The mutual adoption between the party-list representatives and the Nacionalista Party’s top candidates came after the militants extracted a promise from the NP that it would push for the compensation of victims of human rights violations during martial law.
It also came after the NP dissolved its coalition with the dictator Marcos’ Kilusang Bagong Lipunan (KBL).
The partnership with the KBL had been a deal breaker for the militants, who refused to join a group affiliated with the late dictator. Though the KBL is now no longer an NP partner, Marcos Jr. remains a guest candidate of the party.
With the entry of Ocampo and Maza into the NP, the party now has a full Senate slate and could count on the approximately three-million vote base of the militant groups that make up the Makabayan coalition.

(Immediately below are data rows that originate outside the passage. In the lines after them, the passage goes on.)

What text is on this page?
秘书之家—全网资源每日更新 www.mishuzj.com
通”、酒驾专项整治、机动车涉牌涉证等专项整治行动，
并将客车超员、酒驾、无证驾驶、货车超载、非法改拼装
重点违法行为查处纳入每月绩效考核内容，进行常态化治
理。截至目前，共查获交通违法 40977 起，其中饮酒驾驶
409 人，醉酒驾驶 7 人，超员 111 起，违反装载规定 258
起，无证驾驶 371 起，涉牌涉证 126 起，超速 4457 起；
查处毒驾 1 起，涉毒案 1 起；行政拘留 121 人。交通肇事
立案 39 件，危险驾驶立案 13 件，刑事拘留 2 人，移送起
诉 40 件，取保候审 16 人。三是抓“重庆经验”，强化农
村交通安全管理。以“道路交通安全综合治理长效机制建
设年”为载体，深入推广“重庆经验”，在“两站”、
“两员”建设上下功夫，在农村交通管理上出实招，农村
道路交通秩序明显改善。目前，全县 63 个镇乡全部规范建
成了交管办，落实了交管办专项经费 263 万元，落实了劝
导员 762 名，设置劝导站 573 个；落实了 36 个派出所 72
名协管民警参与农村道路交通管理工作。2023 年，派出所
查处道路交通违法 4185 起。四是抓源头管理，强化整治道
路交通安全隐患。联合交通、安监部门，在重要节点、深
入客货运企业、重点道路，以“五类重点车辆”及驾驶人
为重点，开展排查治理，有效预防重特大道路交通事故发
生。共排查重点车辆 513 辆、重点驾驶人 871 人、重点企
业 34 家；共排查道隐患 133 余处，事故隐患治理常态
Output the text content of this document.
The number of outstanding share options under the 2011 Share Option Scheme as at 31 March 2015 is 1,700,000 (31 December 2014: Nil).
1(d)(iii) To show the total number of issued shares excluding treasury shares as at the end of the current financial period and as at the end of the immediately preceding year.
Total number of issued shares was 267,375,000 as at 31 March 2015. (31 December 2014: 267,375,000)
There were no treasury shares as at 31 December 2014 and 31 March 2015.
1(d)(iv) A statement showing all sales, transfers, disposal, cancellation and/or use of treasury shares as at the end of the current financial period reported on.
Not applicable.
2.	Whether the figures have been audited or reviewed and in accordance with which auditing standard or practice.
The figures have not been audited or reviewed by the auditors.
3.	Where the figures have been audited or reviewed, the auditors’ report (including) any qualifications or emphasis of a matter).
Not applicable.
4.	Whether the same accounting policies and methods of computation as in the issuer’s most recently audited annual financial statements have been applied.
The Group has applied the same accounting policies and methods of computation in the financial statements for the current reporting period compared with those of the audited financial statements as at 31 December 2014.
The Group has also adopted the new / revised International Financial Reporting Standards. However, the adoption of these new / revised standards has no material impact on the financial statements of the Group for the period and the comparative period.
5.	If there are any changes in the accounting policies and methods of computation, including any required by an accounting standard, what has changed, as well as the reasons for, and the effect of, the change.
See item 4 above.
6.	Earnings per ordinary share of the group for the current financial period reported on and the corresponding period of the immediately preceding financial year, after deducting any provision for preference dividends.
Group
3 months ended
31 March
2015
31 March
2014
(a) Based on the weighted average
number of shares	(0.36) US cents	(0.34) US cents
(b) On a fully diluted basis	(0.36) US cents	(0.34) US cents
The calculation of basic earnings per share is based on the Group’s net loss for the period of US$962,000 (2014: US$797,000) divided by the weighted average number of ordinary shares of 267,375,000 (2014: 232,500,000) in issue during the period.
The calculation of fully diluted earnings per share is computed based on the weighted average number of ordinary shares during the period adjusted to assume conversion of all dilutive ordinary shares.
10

The militants, in turn, could count on the backing of a national party with enough logistics to mount a national campaign.
Ocampo said he and Maza had not decided to support any other senatorial candidates of the NP.
“As of now we are not saying anything beyond this announcement of mutual adoption,” Ocampo said, although he added that he was willing to talk to the other candidates to work out common causes.
In a festive gathering at Quezon City Sports Club Monday, Villar, Legarda, Ocampo and Maza appeared together on stage to sing each other’s praises.
Villar said the partnership with the militants did not come easily, but in the end they both found out that their causes and objectives were not that different. He also said he was “extremely happy” with the development.
“If you can’t understand why we teamed up with Makabayan, you don’t understand what the Nacionalista Party is fighting for,” Villar said.
Legarda said it was time for the organized Left to join politics on a national scale.
Ocampo said that among the presidential aspirants he and Maza had talked with, Villar and Legarda’s platform was the one that meshed well with their own objectives.
Compensation for victims
In a joint statement, Ocampo and Maza said the common programs they had agreed on with the NP include compensation for martial law victims.
“Common to our platforms are the following major concerns: … giving justice and compensation to the victims of human rights abuses from the regime of martial law to the present government and the immediate implementation of the recommendations of UN Special Rapporteur on Extrajudicial Killings Philip Alston,” they said.
Villar, in his own statement, mentioned the same. “Justice and indemnification will be provided to the victims of human rights abuses under the martial law regime as well as under succeeding governments,” he said.
Their other common platforms include the review and renegotiation of the Visiting Forces Agreement (VFA), the holding of President Gloria Macapagal-Arroyo accountable for corruption and plunder, electoral fraud, human rights violations and other crimes; and the strengthening of agrarian reform through a comprehensive and effective land distribution program, as well as providing debt relief for farmer-beneficiaries.
Marcos thanked Villar for including him and Ocampo in the party’s senatorial slate. “It was a good idea of Sen. Manny Villar to be inclusive rather than exclusive. And this is a continuing process and a necessary process if you are really going to find solutions to the problems we have,” Marcos said.
He pointed out that Ocampo and Maza were already being considered as part of the NP senatorial slate even before it was suggested that he join the slate.